My, ludzie, schowaliśmy się za murem z betonu, paragrafów i pieniędzy. Uprawiając polityką ekspansywną, uzurpacyjną wobec innych gatunków.  Tymczasem na człowieczeństwo powinniśmy zacząć patrzeć jak na pojęcie, które włącza inne gatunki. Świetnym przykładem takiej potrzeby są miasta, które ewidentnie pokazują, że my jako ludzie nie żyjemy tam sami, dzielimy je z innymi gatunkami..

Punktem wyjścia mojej postawy jest bezdyskusyjne przekonanie, że życie każdej istoty należy tylko do tej istoty konkretnej. A zatem tylko ta konkretna istota ma prawo do decydowania o swoim życiu. Badania nad zwierzętami kręgowym nie pozostawiają wątpliwości co do osobowości zwierząt i tego, że mają one swoje potrzeby, role. Widzimy tam liderów i liderki i tak dalej. Wspólna nam wszystkim jest absolutna, fundamentalna potrzeba bezpieczeństwa i potrzeba posiadania domów. Po stronie ludzkiej jest to oczywiście dom w postaci mieszkania, ale po stronie zwierząt analogiczna potrzeba także istniej.e

Ba, ona nawet często jest realizowana w formie mieszkania, wystarczy spojrzeć na ptaki. Granica pomiędzy tym, co ludzkie, a tym co zwierzęce przebiega najbardziej w naszych umysłach i sercach. To my stworzyliśmy tę przepaść. Ja z kolei zostałam tak wychowana, że w ogóle nie znałam tej przepaść, a wręcz musiałam odbyć trudną lekcję społeczno-kulturową, że ona istnieje i niesie zniszczenie, cierpienie, wykorzystywanie, izolację. Nigdy się z tą przepaścią nie zintegrowałam.

Jak zatem wyglądało twoje wychowanie?
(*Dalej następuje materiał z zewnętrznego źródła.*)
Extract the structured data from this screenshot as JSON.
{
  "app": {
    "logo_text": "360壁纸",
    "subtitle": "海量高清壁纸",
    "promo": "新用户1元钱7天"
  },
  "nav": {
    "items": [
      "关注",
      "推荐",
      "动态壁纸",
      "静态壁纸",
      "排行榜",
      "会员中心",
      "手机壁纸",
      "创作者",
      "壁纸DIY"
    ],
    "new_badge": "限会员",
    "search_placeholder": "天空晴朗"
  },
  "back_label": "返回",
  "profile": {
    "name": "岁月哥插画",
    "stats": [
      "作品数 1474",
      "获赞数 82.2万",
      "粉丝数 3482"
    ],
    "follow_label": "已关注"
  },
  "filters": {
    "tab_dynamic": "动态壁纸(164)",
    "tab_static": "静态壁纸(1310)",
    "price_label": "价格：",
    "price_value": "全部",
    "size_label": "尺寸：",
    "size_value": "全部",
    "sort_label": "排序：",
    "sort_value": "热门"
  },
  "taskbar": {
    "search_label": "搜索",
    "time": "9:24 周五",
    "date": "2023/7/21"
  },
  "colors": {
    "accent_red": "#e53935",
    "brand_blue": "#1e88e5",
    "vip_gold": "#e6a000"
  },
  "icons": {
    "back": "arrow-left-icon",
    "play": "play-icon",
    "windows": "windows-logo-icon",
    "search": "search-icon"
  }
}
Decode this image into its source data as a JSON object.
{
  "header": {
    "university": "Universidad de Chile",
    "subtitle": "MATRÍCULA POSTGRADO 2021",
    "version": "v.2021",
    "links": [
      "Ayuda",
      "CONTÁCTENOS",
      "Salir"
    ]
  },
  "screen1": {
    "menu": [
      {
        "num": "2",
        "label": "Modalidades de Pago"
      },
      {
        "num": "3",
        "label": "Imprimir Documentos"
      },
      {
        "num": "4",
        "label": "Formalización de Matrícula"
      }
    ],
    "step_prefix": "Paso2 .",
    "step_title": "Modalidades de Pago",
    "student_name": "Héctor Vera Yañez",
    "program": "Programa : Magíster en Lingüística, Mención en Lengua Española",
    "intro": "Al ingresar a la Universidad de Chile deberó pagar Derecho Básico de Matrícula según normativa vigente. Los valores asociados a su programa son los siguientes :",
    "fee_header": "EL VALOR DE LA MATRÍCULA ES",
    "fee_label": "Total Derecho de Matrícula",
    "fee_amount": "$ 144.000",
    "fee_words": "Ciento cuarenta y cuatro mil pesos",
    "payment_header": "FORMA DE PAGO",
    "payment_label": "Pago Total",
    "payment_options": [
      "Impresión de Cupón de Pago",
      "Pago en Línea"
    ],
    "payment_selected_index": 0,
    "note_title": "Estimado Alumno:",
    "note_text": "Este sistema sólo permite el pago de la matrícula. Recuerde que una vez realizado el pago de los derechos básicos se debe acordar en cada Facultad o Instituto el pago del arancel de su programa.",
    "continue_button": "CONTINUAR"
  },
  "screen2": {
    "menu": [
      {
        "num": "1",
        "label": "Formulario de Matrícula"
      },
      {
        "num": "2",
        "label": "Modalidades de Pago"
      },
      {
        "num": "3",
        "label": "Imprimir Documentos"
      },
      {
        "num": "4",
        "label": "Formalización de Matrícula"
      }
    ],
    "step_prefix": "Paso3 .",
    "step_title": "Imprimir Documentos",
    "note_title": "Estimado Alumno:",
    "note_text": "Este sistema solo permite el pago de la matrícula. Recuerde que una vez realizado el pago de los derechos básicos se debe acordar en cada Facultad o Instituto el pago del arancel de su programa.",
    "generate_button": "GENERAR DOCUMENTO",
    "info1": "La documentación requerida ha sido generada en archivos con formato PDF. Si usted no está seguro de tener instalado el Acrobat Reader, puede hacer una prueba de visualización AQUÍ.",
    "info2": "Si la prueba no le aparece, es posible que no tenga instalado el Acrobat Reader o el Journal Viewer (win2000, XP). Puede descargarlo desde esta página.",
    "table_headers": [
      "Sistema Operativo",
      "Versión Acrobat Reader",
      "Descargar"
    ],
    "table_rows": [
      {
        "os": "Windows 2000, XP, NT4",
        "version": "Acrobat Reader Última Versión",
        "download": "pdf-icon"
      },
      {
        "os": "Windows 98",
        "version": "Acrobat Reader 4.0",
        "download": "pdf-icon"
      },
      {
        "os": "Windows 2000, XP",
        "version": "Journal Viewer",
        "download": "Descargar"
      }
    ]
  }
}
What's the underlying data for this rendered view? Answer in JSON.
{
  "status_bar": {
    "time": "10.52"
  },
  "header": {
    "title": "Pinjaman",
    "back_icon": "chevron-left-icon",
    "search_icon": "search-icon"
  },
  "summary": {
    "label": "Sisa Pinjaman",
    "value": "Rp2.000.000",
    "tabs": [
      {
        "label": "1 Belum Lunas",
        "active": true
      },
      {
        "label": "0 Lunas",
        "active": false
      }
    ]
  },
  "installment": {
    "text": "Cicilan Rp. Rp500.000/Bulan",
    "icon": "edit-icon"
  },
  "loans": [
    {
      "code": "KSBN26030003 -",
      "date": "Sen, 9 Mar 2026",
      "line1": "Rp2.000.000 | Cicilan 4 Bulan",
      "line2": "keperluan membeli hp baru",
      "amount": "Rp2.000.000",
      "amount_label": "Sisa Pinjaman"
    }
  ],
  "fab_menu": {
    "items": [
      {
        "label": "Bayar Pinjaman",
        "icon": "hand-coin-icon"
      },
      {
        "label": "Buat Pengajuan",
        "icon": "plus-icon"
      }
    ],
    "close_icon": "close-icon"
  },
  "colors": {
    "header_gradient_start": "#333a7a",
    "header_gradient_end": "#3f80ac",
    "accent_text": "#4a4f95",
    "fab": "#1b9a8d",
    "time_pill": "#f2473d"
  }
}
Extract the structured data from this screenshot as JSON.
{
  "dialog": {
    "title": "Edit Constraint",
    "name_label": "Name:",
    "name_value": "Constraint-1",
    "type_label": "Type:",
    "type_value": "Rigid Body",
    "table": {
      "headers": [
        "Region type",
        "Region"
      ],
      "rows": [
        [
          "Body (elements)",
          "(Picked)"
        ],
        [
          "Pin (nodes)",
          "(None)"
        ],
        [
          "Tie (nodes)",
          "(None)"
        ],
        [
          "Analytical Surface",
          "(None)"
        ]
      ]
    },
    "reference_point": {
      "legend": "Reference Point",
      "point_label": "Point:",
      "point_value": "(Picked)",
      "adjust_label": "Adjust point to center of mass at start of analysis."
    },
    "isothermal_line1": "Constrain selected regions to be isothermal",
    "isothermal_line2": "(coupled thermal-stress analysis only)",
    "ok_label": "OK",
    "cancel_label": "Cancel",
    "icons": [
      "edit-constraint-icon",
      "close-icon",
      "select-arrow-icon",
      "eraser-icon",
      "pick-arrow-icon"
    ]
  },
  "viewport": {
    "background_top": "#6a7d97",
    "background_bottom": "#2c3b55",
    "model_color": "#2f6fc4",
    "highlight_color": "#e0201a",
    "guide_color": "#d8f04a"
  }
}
Co ukształtowało cię w taki sposób?

Byłam wychowywana przez babcię i od kiedy pamiętam babcia była wegetarianką. To jest niesamowite, ponieważ moja babcia ma ponad 80 lat. Od kilkudziesięciu lat nie je mięsa. W Polsce powiatowej, z której mojej babcia pochodziła, przez lata była to postawa wręcz nieprawdopodobna. Co więcej, moja babcia tą postawę życiową wzięła od swojego ojca czyli mojego pradziadka, który po prostu widząc katastrofę, jaką przyniosła wojna, zniszczenie i odbieranie życia, powiedział, że już nie chce brać udziału w zabijaniu.

Babcia wychowywała mnie po pierwsze bez mięsa, chociaż nigdy nie było to tak nazwane „babcia nie je mięsa, więc ja też nie jem”.  Miałam dostęp do jednej i drugiej postawy, bo mój dziadek był osobą jedzącą mięso. Tak więc nic nie było mi zakazane, ale ja byłam tak zapatrzona w babcię i podążałam jej śladami – zresztą nie tylko w kontekście jedzenia – chociaż może jeszcze chwilę o tym jedzeniu.

Odkąd pamiętam było dla mnie oczywiste, że zwierzę jest odczuwająca istotą, która ma życie odrębne od mojego. Już jako dziecko traktowałam psy, z którymi żyłam jako towarzyszy a nie moją własność. Do dziś nie wyobrażam sobie życia psa, ale szanuję i uznaję też jego własną przestrzeń. Nie jest moim pupilem dla poprawy nastroju.

Myślę, że to jest bardzo ważne, aby w tym kontekście myśleć o zwierzętach towarzyszących. Ta relacja nie powinna być oparta na własności, bo to jest charakterystyczne dla tzw. stosunków rzeczowych, lecz na opiece. W związku z tym, że są udomowione i są z nami, to ich życie musi być także dostosowane do tych reżimów, których wymagają ludzkie warunki, na przykład też dla samego bezpieczeństwa dla takiego zwierzęcia. Ale zawsze czułam tą odrębność. W związku z tym mój umysł nie mógł pojąć, że zwierzęta mogą być zjadane przez człowieka.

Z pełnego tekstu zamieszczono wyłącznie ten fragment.